In this blog, you get to see into the minds of clients and get a better understanding of what they like and don’t like. Understanding their likes and dislikes will help you increase the number of clients you get and increase the likelihood of them hiring you over and over again.
Over the last decade, many clients have shared their stories of the bad, good, and great things that consultants do. It helped me learn how to be a better consultant. I learned how best to approach and engage prospective clients. I learned—and am still learning—how to improve how I interact with them and help them accomplish their goals.
Even though I have heard a lot, I wanted to get a fresh and direct perspective for this blog. So I conducted a (very unscientific) poll of people I know who hire consultants and asked them what their favorite things consultants do and their least favorite things. Here are the unfiltered things they told me.
Favorite Things Consultants Do
Take the time to cultivate the relationship well before the engagement commences
Learn as much as they can about the client’s organization
Being well prepared by asking many questions and reading as much as possible about the potential client
Bring a lot of knowledge about the problem the client is trying to solve
Bring knowledge of the external environment into processes and discussions to inform clients about what they need to pay attention to
Listen to what the client wants but also translates that into what the client needs, which isn’t always the same thing
Listen to the "vibe" of the client to discern what is at the heart of the engagement, such as is the client looking for political cover?

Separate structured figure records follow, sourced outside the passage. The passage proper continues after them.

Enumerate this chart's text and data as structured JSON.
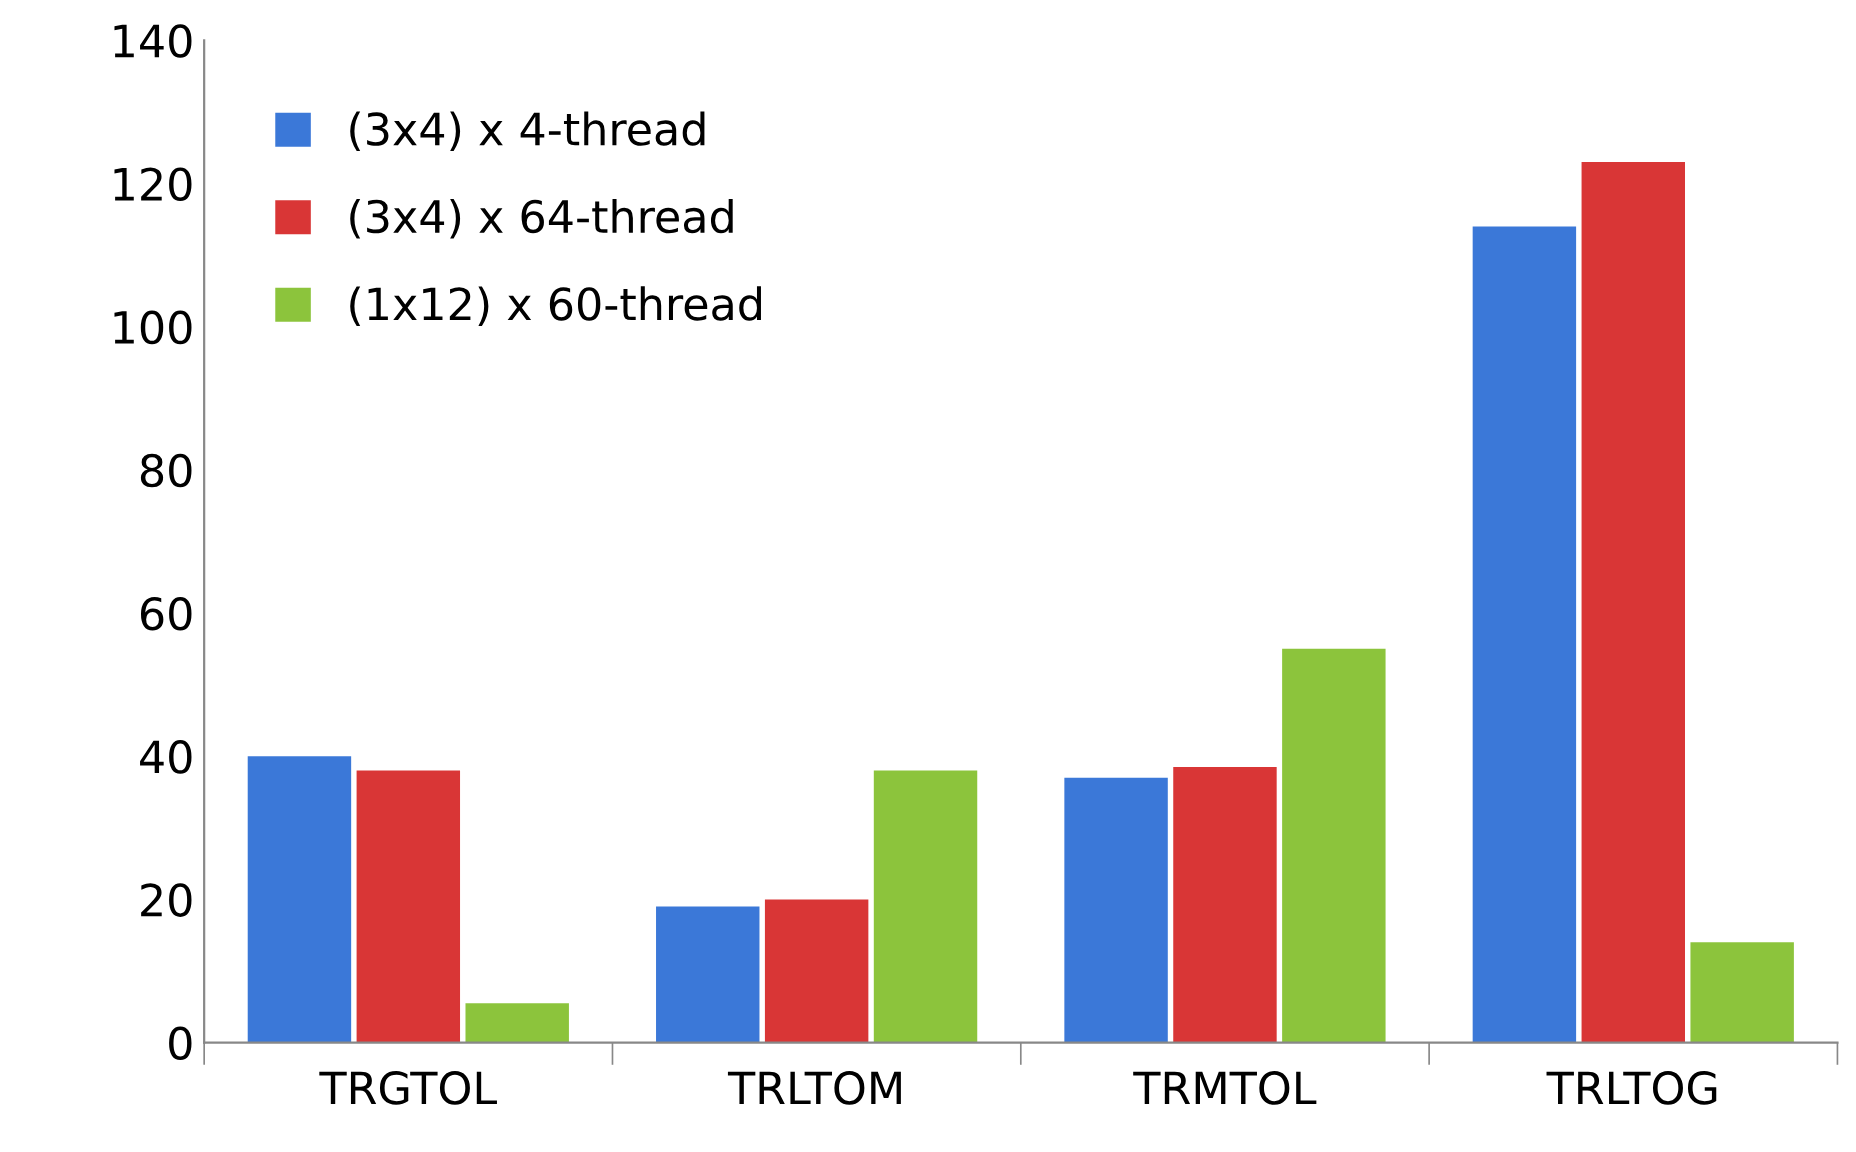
{
  "chart_data": {
    "type": "bar",
    "categories": [
      "TRGTOL",
      "TRLTOM",
      "TRMTOL",
      "TRLTOG"
    ],
    "series": [
      {
        "name": "(3x4) x 4-thread",
        "color": "#3b78d8",
        "values": [
          40,
          19,
          37,
          114
        ]
      },
      {
        "name": "(3x4) x 64-thread",
        "color": "#d93636",
        "values": [
          38,
          20,
          38.5,
          123
        ]
      },
      {
        "name": "(1x12) x 60-thread",
        "color": "#8cc43c",
        "values": [
          5.5,
          38,
          55,
          14
        ]
      }
    ],
    "ylim": [
      0,
      140
    ],
    "yticks": [
      0,
      20,
      40,
      60,
      80,
      100,
      120,
      140
    ],
    "grid": false,
    "legend": "top left"
  }
}
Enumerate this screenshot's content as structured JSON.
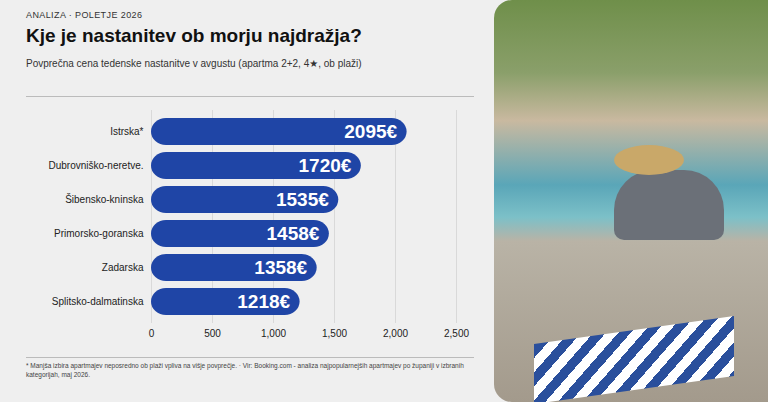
{
  "chart_data": {
    "type": "bar",
    "orientation": "horizontal",
    "title": "Kje je nastanitev ob morju najdražja?",
    "subtitle": "Povprečna cena tedenske nastanitve v avgustu (apartma 2+2, 4★, ob plaži)",
    "annotations": [
      "ANALIZA · POLETJE 2026",
      "* Manjša izbira apartmajev neposredno ob plaži vpliva na višje povprečje. · Vir: Booking.com - analiza najpopularnejših apartmajev po županiji v izbranih kategorijah, maj 2026."
    ],
    "categories": [
      "Istrska*",
      "Dubrovniško-neretve.",
      "Šibensko-kninska",
      "Primorsko-goranska",
      "Zadarska",
      "Splitsko-dalmatinska"
    ],
    "values": [
      2095,
      1720,
      1535,
      1458,
      1358,
      1218
    ],
    "value_labels": [
      "2095€",
      "1720€",
      "1535€",
      "1458€",
      "1358€",
      "1218€"
    ],
    "data_labels": true,
    "color": "#1f45a6",
    "xlim": [
      0,
      2500
    ],
    "xticks": [
      0,
      500,
      {
        "value": 1000,
        "label": "1,000"
      },
      {
        "value": 1500,
        "label": "1,500"
      },
      {
        "value": 2000,
        "label": "2,000"
      },
      {
        "value": 2500,
        "label": "2,500"
      }
    ],
    "grid": true
  }
}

Is the client looking to gain cover in change management or organizational redesign? What is the motivation of the client?

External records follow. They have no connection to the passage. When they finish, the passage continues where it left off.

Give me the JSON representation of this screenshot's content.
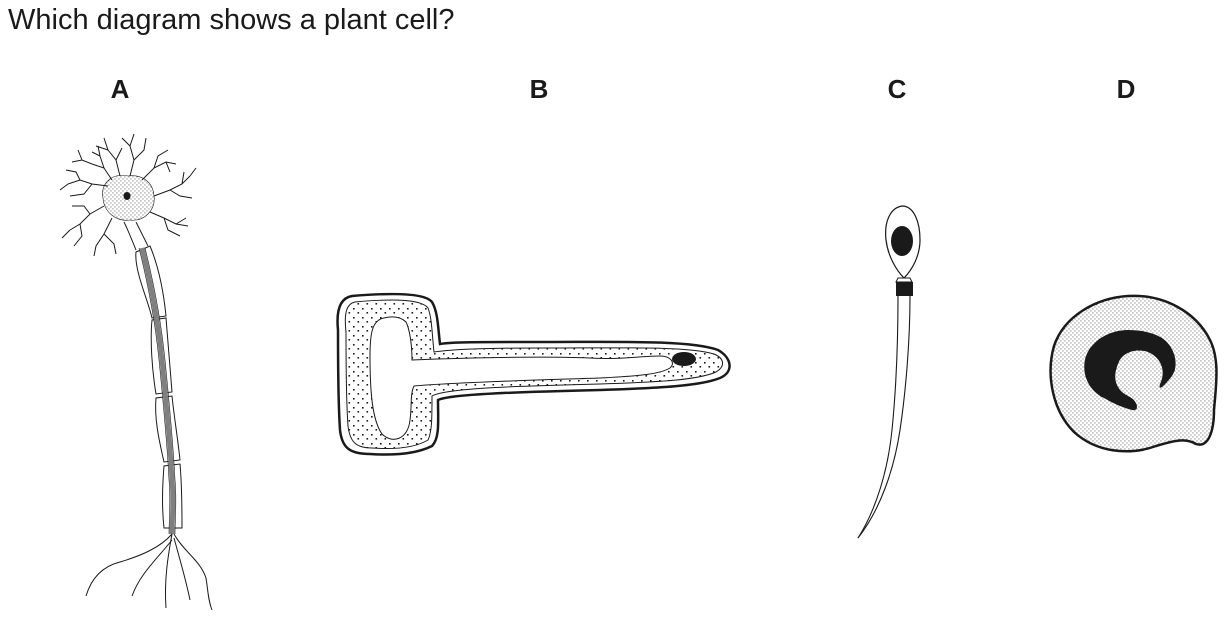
{
  "question": {
    "text": "Which diagram shows a plant cell?"
  },
  "options": [
    {
      "label": "A",
      "icon": "neuron-cell-icon"
    },
    {
      "label": "B",
      "icon": "root-hair-cell-icon"
    },
    {
      "label": "C",
      "icon": "sperm-cell-icon"
    },
    {
      "label": "D",
      "icon": "white-blood-cell-icon"
    }
  ],
  "colors": {
    "ink": "#1a1a1a",
    "axon_core": "#808080",
    "background": "#ffffff"
  }
}
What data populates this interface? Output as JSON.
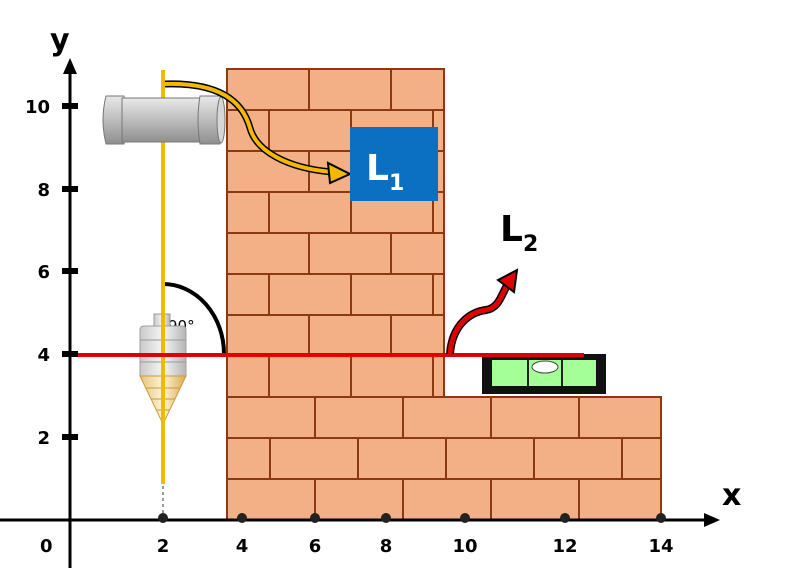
{
  "axes": {
    "x_letter": "x",
    "y_letter": "y",
    "origin_label": "0",
    "x_ticks": [
      "2",
      "4",
      "6",
      "8",
      "10",
      "12",
      "14"
    ],
    "y_ticks": [
      "2",
      "4",
      "6",
      "8",
      "10"
    ]
  },
  "labels": {
    "L1_main": "L",
    "L1_sub": "1",
    "L2_main": "L",
    "L2_sub": "2",
    "angle": "90°"
  },
  "colors": {
    "brick": "#F3AF85",
    "mortar": "#8B3A10",
    "plumb_line": "#F5B800",
    "level_line": "#E00000",
    "label_box": "#0B6FC2",
    "level_bubble": "#7CFF6A"
  },
  "icons": [
    "plumb-bob-icon",
    "spool-icon",
    "spirit-level-icon",
    "curved-arrow-icon"
  ]
}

Communicate with as many members of the client team as possible to get to know the "personality" of the management team
Expand on the client’s vision with best practice models and strategies that help us get there
Bring insights based on having been on the client-side so they can appreciate the perspective without imposing their experience on the client
Balance their own bias against the client's needs
Bring a unique perspective and cleverness
Help without upselling
Use point-relevant data
Are strong writers
Deliver promised deliverables on time
Invest the time and effort to produce a product will be used by the client while appreciating that it is not entirely in the consultant's control
Produce and deliver on both that which is promised as well as conveying observations that are derived from the work and engagement
Adjust style to different groups
Have above-average facilitation skills and know when to press the client beyond process to decision making
Least Favorite Things Consultants Do
Overselling but underdelivering
Demonstrate that the engagement they are doing with a client is just a one-and-done drop in their consulting business
Push the use of a standardized framework even when it clearly doesn’t make sense
Show a lack of authenticity and have a smell of marketing
Act like they know it all and do not adjust to their audience
Fail to follow up
Being late to meetings
Being too removed from the daily realities of the client’s operations
Not thinking creatively
Not communicating delays in deliverables
Impose their perspective on the client
Not maintaining the confidence of the client
Not being able to exude a certain confidence because they do not have command of the issues and can’t add value to the client's approach
Not soliciting feedback from the client to determine if the work is going according to expectations
Not managing hours and price or price the engagement correctly
While these lists represent the points of view of a handful of clients, they match what clients have told me previously about what they like and what bugs them. You can use this information to make decisions about how you want to present with prospective and existing clients or any changes you want to make to avoid these no-nos!